Davalının inceleme günü defter ibraz etmemesi, davacı defterlerinin usulüne uygun tutulduğu nazara alınarak davanın kabulüne karar verilmiştir. Davacı takip talebinde faiz istemiş ancak oran ve cinsini belli etmediğinden takip tarihinden başlamak üzere yasal faiz uygulanması gerektiği kanatine varılarak aşağıdaki şekilde hüküm kurulmuştur.

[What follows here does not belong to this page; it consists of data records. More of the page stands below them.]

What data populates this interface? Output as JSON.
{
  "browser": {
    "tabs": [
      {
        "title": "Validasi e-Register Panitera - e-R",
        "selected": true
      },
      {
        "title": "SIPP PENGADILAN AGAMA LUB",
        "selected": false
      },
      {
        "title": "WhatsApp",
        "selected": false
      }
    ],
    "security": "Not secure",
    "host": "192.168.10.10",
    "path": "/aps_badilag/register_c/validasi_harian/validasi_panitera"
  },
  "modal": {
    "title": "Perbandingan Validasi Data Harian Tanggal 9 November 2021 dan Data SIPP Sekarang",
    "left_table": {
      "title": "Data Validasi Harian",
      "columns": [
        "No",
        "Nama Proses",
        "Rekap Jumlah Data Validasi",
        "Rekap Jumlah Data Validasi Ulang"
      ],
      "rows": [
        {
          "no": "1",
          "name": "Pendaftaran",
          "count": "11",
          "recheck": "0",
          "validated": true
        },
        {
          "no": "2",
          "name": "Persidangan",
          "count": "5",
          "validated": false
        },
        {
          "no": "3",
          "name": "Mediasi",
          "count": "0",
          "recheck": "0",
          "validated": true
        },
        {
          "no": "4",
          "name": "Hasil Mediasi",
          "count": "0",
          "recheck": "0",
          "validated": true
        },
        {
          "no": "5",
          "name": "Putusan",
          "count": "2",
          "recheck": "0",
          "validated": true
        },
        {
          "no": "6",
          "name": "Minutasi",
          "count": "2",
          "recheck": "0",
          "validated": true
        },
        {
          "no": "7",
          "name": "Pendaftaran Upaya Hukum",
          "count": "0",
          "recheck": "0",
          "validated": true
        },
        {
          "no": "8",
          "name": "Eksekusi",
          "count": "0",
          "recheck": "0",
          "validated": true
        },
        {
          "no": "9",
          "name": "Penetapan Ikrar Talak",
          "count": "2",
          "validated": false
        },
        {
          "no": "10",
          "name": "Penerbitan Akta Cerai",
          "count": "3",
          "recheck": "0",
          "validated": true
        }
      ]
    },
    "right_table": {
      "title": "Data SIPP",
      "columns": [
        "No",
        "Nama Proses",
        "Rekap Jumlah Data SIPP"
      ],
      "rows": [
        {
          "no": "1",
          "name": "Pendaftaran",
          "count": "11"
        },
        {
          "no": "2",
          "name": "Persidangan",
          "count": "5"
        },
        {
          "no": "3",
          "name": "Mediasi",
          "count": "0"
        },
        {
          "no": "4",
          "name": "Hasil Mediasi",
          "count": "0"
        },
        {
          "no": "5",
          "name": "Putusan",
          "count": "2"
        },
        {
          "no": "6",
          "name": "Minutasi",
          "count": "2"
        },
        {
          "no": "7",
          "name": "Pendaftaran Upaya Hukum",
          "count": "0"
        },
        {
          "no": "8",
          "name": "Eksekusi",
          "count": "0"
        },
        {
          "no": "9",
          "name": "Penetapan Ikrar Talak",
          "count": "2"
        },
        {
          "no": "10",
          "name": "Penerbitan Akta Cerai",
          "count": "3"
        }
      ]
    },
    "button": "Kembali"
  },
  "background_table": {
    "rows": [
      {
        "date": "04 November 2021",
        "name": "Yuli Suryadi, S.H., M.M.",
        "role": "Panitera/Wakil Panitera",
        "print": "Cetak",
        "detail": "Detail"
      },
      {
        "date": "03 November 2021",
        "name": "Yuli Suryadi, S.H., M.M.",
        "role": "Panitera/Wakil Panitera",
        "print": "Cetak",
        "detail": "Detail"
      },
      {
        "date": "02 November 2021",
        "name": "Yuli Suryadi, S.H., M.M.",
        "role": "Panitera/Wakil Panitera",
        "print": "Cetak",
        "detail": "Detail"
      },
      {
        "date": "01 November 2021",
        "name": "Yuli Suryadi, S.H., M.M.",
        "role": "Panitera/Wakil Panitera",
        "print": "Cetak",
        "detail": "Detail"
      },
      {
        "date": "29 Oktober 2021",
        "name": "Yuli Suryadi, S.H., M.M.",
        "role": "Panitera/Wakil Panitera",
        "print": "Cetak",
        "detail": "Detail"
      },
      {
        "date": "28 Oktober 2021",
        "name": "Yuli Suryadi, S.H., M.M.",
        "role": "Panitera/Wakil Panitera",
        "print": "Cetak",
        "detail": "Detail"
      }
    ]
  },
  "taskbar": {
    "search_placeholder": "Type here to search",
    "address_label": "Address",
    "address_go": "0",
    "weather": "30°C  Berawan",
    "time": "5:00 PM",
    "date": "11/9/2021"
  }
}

HÜKÜM: Yukarıda açıklanan nedenlerle;
1-Davanın kabulü ile; davalının—— dosyasına yapmış olduğu itirazın iptaline, takibin 57.105,00 TL üzerinden devamına,
Alacağa takip tarihinden itibaren yasal faizi uygulanmasına,
2-Alacak likit ve itiraz haksız olduğundan alacağın %20 ‘si oranındaki 11.421,00 TL icra inkar tazminatının davalıdan alınıp davacı tarafa verilmesine,
3-Alınması gereken 3.900,84-TL karar harcına karşılık peşin alınan 689,69-TL’nin mahsubu ile bakiye 3.211,15-TL’nin davalıdan tahsili ile hazineye irad kaydına,
4-Davacı tarafından sarfolunan 1.250,00-TL bilirkişi, 63,50-TL tebligat müzekkere gideri ile peşin alınan — davalıdan alınarak davacıya verilmesine,
5-Davacı lehine — uyarınca taktir olunan 8.223,65-TL nispi vekalet ücretinin davalıdan alınarak davacıya verilmesine,
6-Dava şartı olması nedeniyle başvurulan —–daire başvuru nolu görüşme neticesinde taktir olunan —- ücretinin davalıdan tahsili ile hazineye irad kaydına,
7-Karar kesinleştiğinde ve talep halinde kullanılmayan gider avansının yatıran tarafa iadesine,
Dair, Gerekçeli kararın taraflara tebliğinden itibaren iki haftalık süre içinde istinaf yolu açık olmak üzere davacı vekilinin yüzüne karşı verilen karar açıkça okunup usulen anlatıldı.